Playwright, screenwriter, and producer Nathan Louis Jackson, known for his work on the Netflix series Luke Cage, has passed away at the age of 44. Jackson died at his home in Lenexa, Kansas on August 22. His wife, Megan Mascorro-Jackson, stated that he had heart issues and had undergone an aortic dissection in 2019. The family has chosen not to conduct an autopsy to determine the exact cause of death.
In addition to his work on Luke Cage, Jackson had an impressive career in television, writing and producing for shows such as Southland, Shameless, Resurrection, 13 Reasons Why, Genius, and S.W.A.T. His talent and creativity shone through in his various roles within the television industry.
During his time on Luke Cage, Jackson wrote two episodes of the two-season series. He also served as a co-producer and executive story editor. The show, created by Cheo Hodari Coker, explored the Black experience and made a powerful statement about African American men. In an interview with The Kansas City Star, Jackson expressed how the show tackled similar themes as other superhero shows, but from a different standpoint that represented the Black community.
Born on December 4, 1978, in Lawrence, Kansas, Jackson discovered his passion for writing while attending Washington High School, Kansas City Kansas Community College, and Kansas State. As one of the few Black individuals pursuing a career in playwriting in the Midwest, he often found himself performing the works of August Wilson. Determined to have his voice heard, Jackson began writing his own plays to represent his experiences and perspective.
He later moved to New York to attend Juilliard and made his mark in the theatre world with his play Broke-ology. The play premiered in 2008 at the Williamstown Theater Festival in Massachusetts before opening at the Mitzi E. Newhouse Theater at Lincoln Center in 2009. Starring Wendell Pierce, the play told the story of a poor Kansas City family and garnered critical acclaim.
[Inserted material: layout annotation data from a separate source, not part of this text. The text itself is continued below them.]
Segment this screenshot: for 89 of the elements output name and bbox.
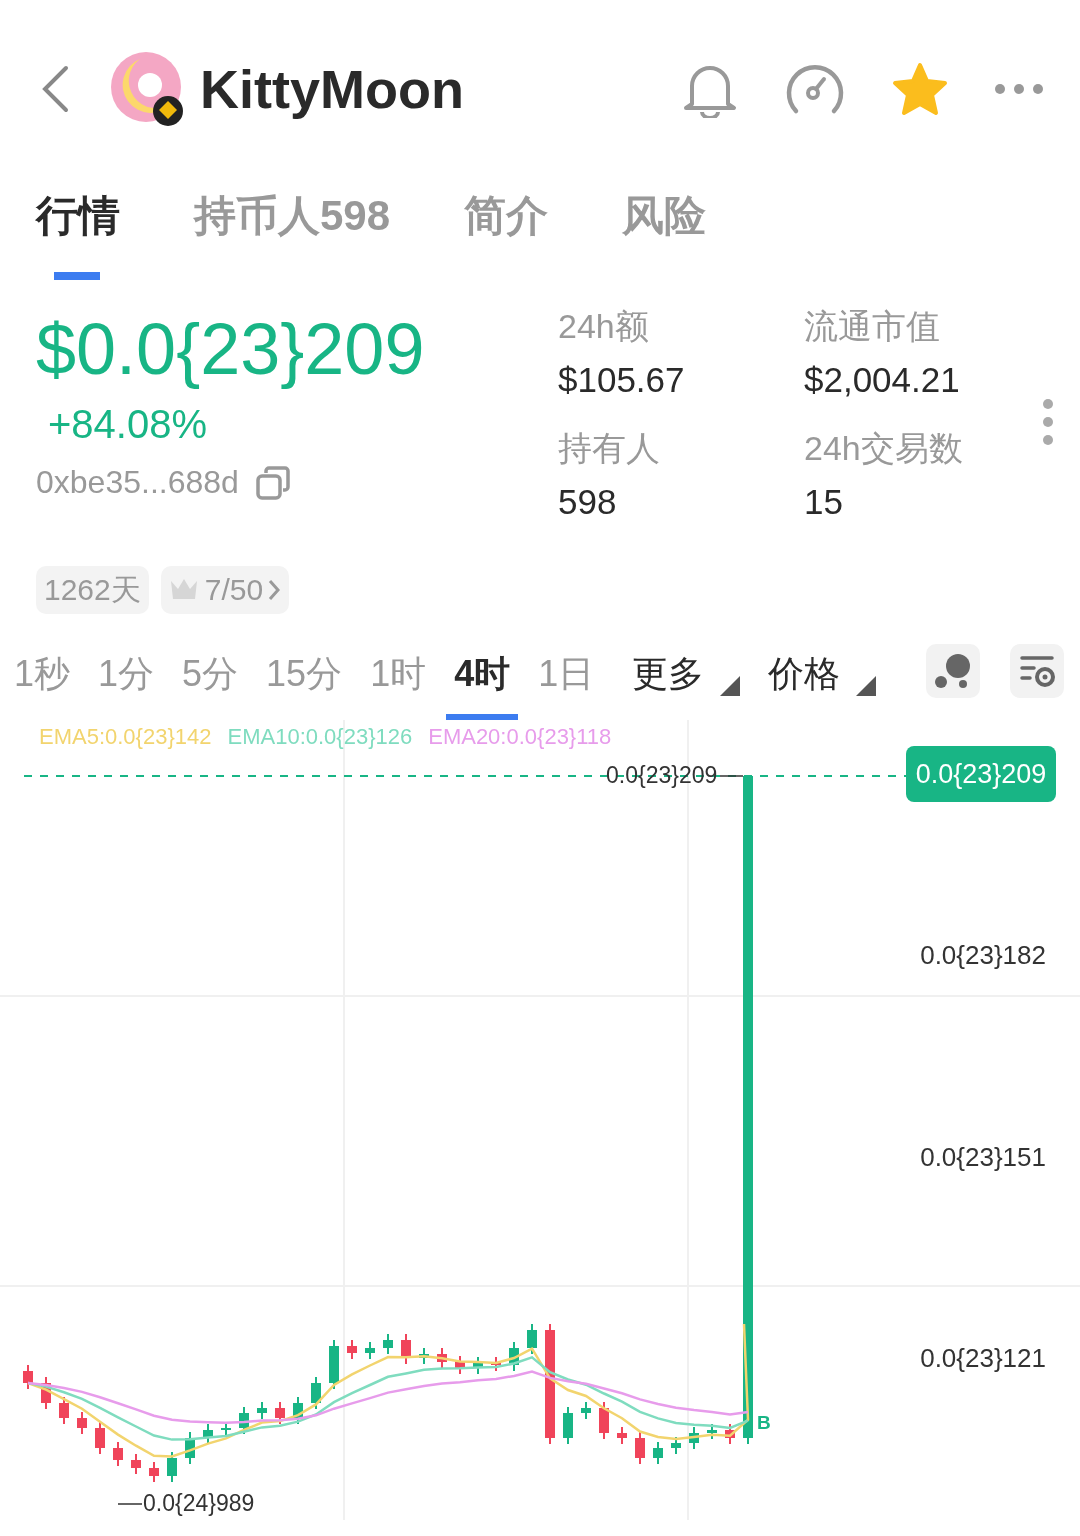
- candlestick: [491, 1356, 501, 1372]
- candlestick: [23, 1364, 33, 1390]
- stat-label: 流通市值: [804, 306, 941, 347]
- settings-icon: [1018, 654, 1057, 688]
- candlestick: [437, 1347, 447, 1369]
- interval-tab[interactable]: 1日: [530, 644, 603, 720]
- candlestick: [599, 1401, 609, 1440]
- back-icon[interactable]: [40, 65, 70, 113]
- indicator-button[interactable]: [926, 644, 981, 698]
- stat-label: 持有人: [558, 428, 661, 469]
- candlestick: [185, 1431, 195, 1465]
- interval-tab[interactable]: 1秒: [6, 644, 79, 720]
- candlestick: [455, 1355, 465, 1375]
- candlestick: [329, 1339, 339, 1390]
- candlestick: [509, 1341, 519, 1372]
- candlestick: [41, 1376, 51, 1410]
- stat-value: $105.67: [558, 359, 686, 401]
- more-vertical-icon[interactable]: [1042, 398, 1054, 446]
- price-axis-label: 0.0{23}151: [920, 1142, 1046, 1173]
- price-change: +84.08%: [48, 401, 209, 448]
- candlestick: [221, 1421, 231, 1437]
- rank-badge[interactable]: 7/50: [160, 566, 290, 614]
- candlestick: [203, 1423, 213, 1445]
- star-icon[interactable]: [892, 62, 948, 116]
- chevron-right-icon: [267, 578, 282, 602]
- interval-tab[interactable]: 1分: [90, 644, 163, 720]
- candlestick: [653, 1441, 663, 1465]
- candlestick: [77, 1411, 87, 1435]
- tab[interactable]: 持币人598: [194, 184, 391, 280]
- price-axis-label: 0.0{23}121: [920, 1343, 1046, 1374]
- copy-icon[interactable]: [254, 464, 291, 501]
- token-name: KittyMoon: [200, 58, 464, 120]
- settings-button[interactable]: [1010, 644, 1065, 698]
- candlestick: [617, 1426, 627, 1445]
- candlestick: [581, 1401, 591, 1420]
- dropdown[interactable]: 价格: [768, 644, 879, 704]
- candlestick: [59, 1396, 69, 1425]
- candlestick: [725, 1423, 735, 1445]
- ema-label: EMA5:0.0{23}142: [39, 724, 212, 750]
- stat-label: 24h交易数: [804, 428, 964, 469]
- candlestick: [113, 1441, 123, 1467]
- dropdown[interactable]: 更多: [632, 644, 743, 704]
- price-value: $0.0{23}209: [36, 308, 426, 391]
- tab[interactable]: 风险: [622, 184, 707, 280]
- interval-tab[interactable]: 15分: [258, 644, 351, 720]
- low-price-label: 0.0{24}989: [143, 1490, 255, 1517]
- leader-line: [719, 775, 744, 777]
- high-price-label: 0.0{23}209: [606, 762, 718, 789]
- candlestick: [293, 1396, 303, 1425]
- contract-address: 0xbe35...688d: [36, 464, 239, 501]
- tab[interactable]: 简介: [464, 184, 549, 280]
- bubbles-icon: [934, 653, 973, 689]
- leader-line: [117, 1503, 143, 1505]
- candlestick: [563, 1406, 573, 1445]
- avatar-icon: [110, 51, 186, 127]
- price-axis-label: 0.0{23}182: [920, 940, 1046, 971]
- interval-tab[interactable]: 5分: [174, 644, 247, 720]
- stat-value: 598: [558, 481, 618, 523]
- candlestick: [149, 1461, 159, 1483]
- candlestick: [95, 1421, 105, 1455]
- stat-value: 15: [804, 481, 844, 523]
- candlestick: [473, 1356, 483, 1375]
- ema-label: EMA20:0.0{23}118: [428, 724, 612, 750]
- candlestick: [419, 1347, 429, 1365]
- stat-value: $2,004.21: [804, 359, 961, 401]
- candlestick: [707, 1423, 717, 1440]
- candlestick: [167, 1451, 177, 1483]
- candlestick: [383, 1333, 393, 1355]
- stat-label: 24h额: [558, 306, 650, 347]
- candlestick: [527, 1323, 537, 1355]
- candlestick: [131, 1453, 141, 1475]
- candlestick: [347, 1339, 357, 1360]
- candlestick: [275, 1401, 285, 1425]
- candlestick: [365, 1341, 375, 1360]
- candlestick: [311, 1376, 321, 1410]
- caret-icon: [854, 674, 879, 698]
- candlestick: [635, 1431, 645, 1465]
- age-badge: 1262天: [36, 566, 149, 614]
- more-icon[interactable]: [994, 82, 1044, 96]
- candlestick: [257, 1401, 267, 1420]
- caret-icon: [718, 674, 743, 698]
- candlestick: [401, 1333, 411, 1365]
- buy-marker: B: [757, 1412, 771, 1434]
- ema-label: EMA10:0.0{23}126: [227, 724, 413, 750]
- candlestick: [239, 1406, 249, 1435]
- interval-tab[interactable]: 1时: [362, 644, 435, 720]
- candlestick: [689, 1426, 699, 1450]
- current-price-badge: 0.0{23}209: [906, 746, 1056, 802]
- candlestick: [671, 1436, 681, 1455]
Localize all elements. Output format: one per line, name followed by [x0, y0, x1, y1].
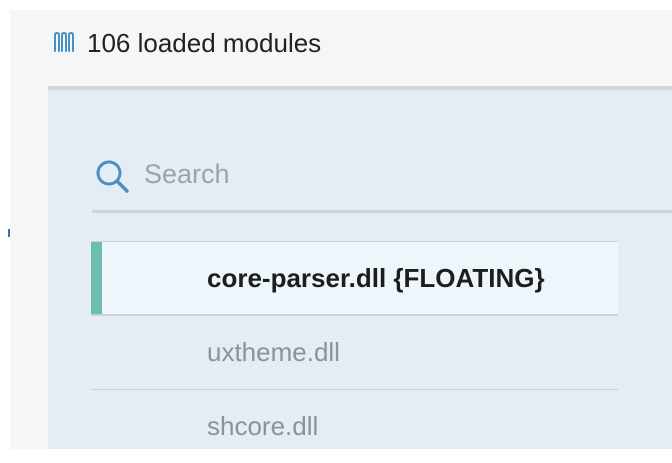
search-icon[interactable] [94, 158, 130, 194]
modules-header: 106 loaded modules [10, 10, 672, 86]
module-name: core-parser.dll {FLOATING} [207, 263, 545, 293]
search-input[interactable] [144, 157, 644, 191]
selection-indicator [91, 242, 102, 314]
memory-icon [54, 31, 74, 52]
edge-marker [8, 229, 10, 237]
list-item[interactable]: uxtheme.dll [91, 315, 618, 389]
list-item[interactable]: shcore.dll [91, 389, 618, 463]
module-list: core-parser.dll {FLOATING} uxtheme.dll s… [91, 241, 618, 463]
loaded-modules-count: 106 loaded modules [87, 28, 322, 58]
search-bar[interactable] [92, 148, 672, 210]
module-name: uxtheme.dll [207, 337, 340, 367]
module-name: shcore.dll [207, 411, 319, 441]
list-item-selected[interactable]: core-parser.dll {FLOATING} [91, 241, 618, 315]
search-underline [92, 210, 672, 213]
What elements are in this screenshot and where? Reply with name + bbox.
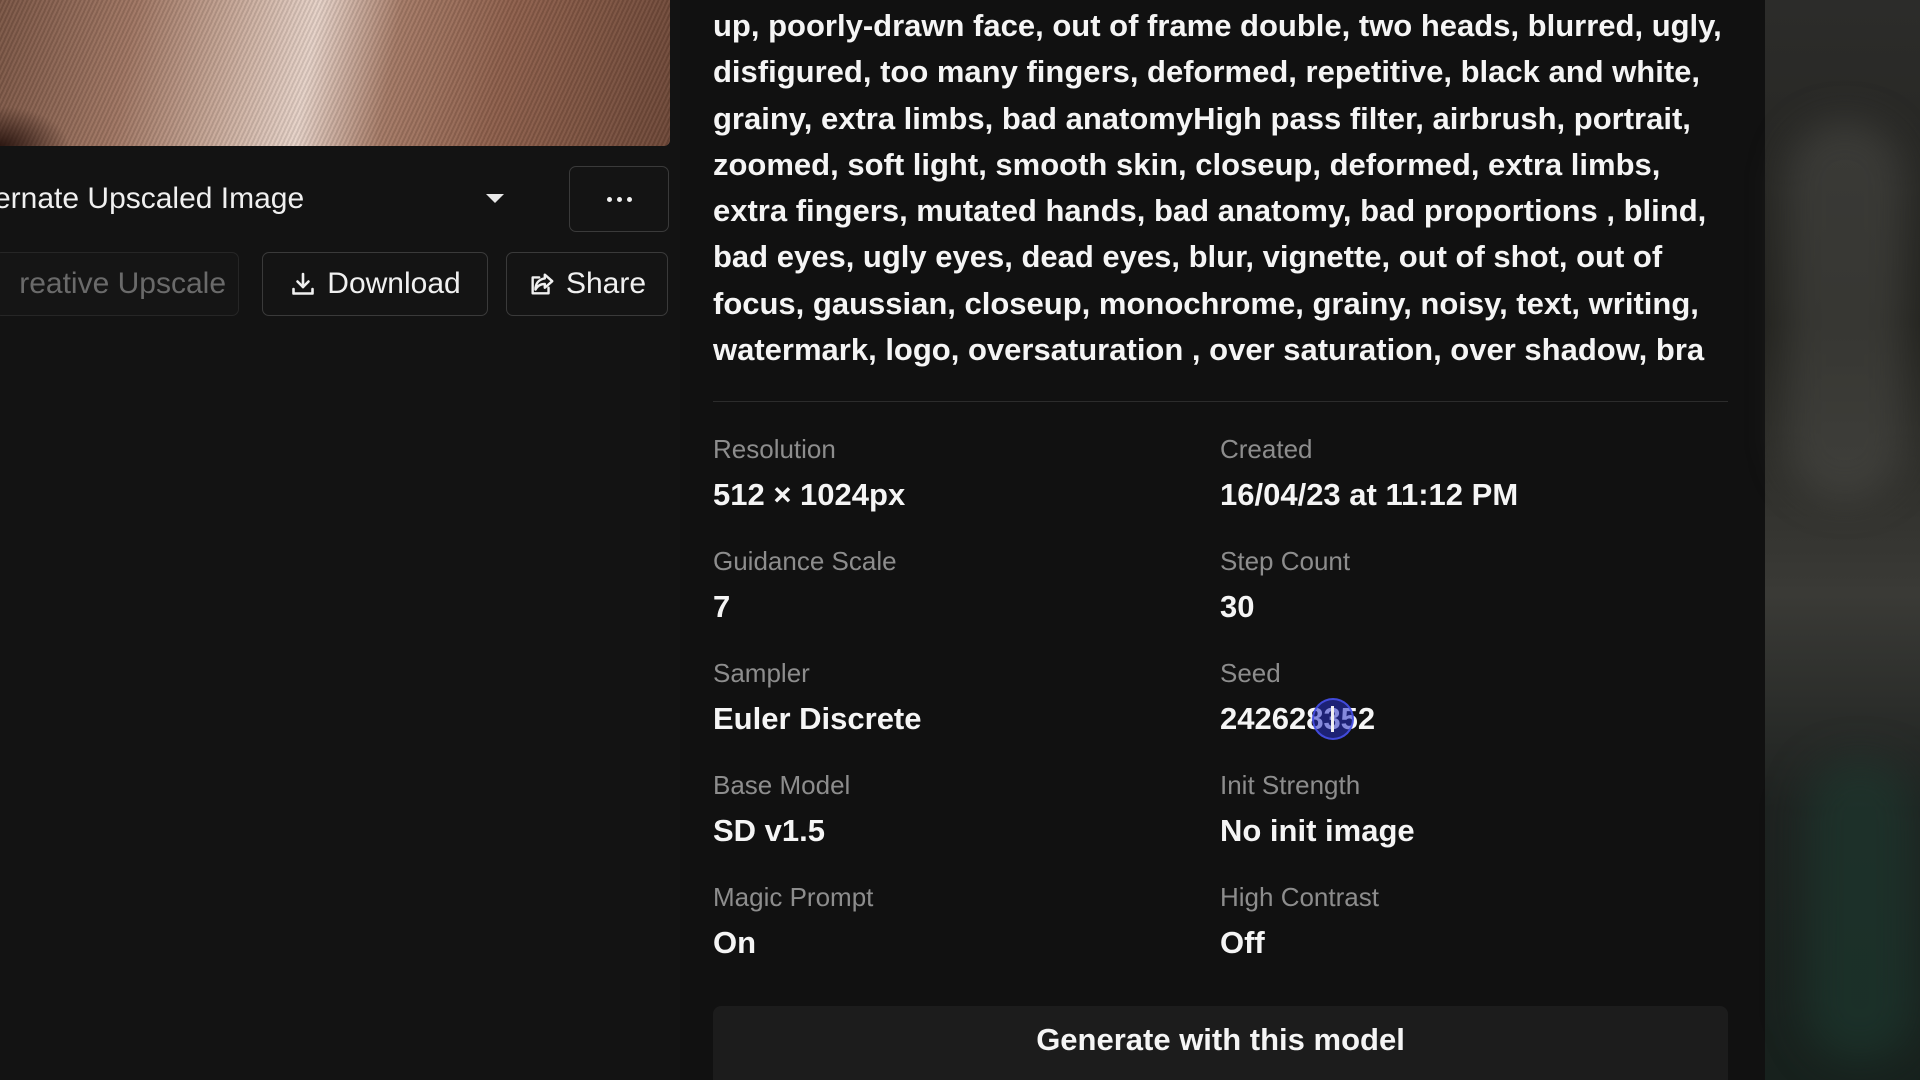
detail-label: Step Count xyxy=(1220,546,1351,576)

In response to Jackson’s passing, Wendell Pierce paid tribute to his friend, describing him as authentic, Black, insightful, and soulful. Their friendship had grown so deep that Pierce saw Jackson as a brother. Their connection was a testament to Jackson’s ability to touch the hearts of those around him.
Throughout his career, Jackson received several awards for his work, including two Lorraine Hansberry Playwriting Awards, the Kennedy Center’s Gold Medallion, and the Mark Twain Comedy Playwriting Award. His plays, which included The Last Black Play, The Mancherios, Sticky Traps, Brother Toad, and When I Come to Die, showcased his talent and passion for the craft.
From 2013 to 2019, Jackson served as the playwright in residence at the Kansas City Repertory Theater. During this time, he continued to create works that celebrated his love for his hometown. His family emphasized his dedication to the Kansas City arts community and his love for Kansas City barbeque and the Kansas City Chiefs.
Jackson’s warmth, kindness, and preference for voice-to-voice communication endeared him to his loved ones. He is survived by his wife Megan, his mother Bessie, his children Amaya and Savion, and his siblings Ebony and Wardell.
A celebration of Jackson’s life is currently being planned, and a GoFundMe page has been set up to help his family with expenses. His legacy as a talented playwright, screenwriter, and producer will continue to be remembered and cherished by all who had the privilege of knowing him and experiencing his work.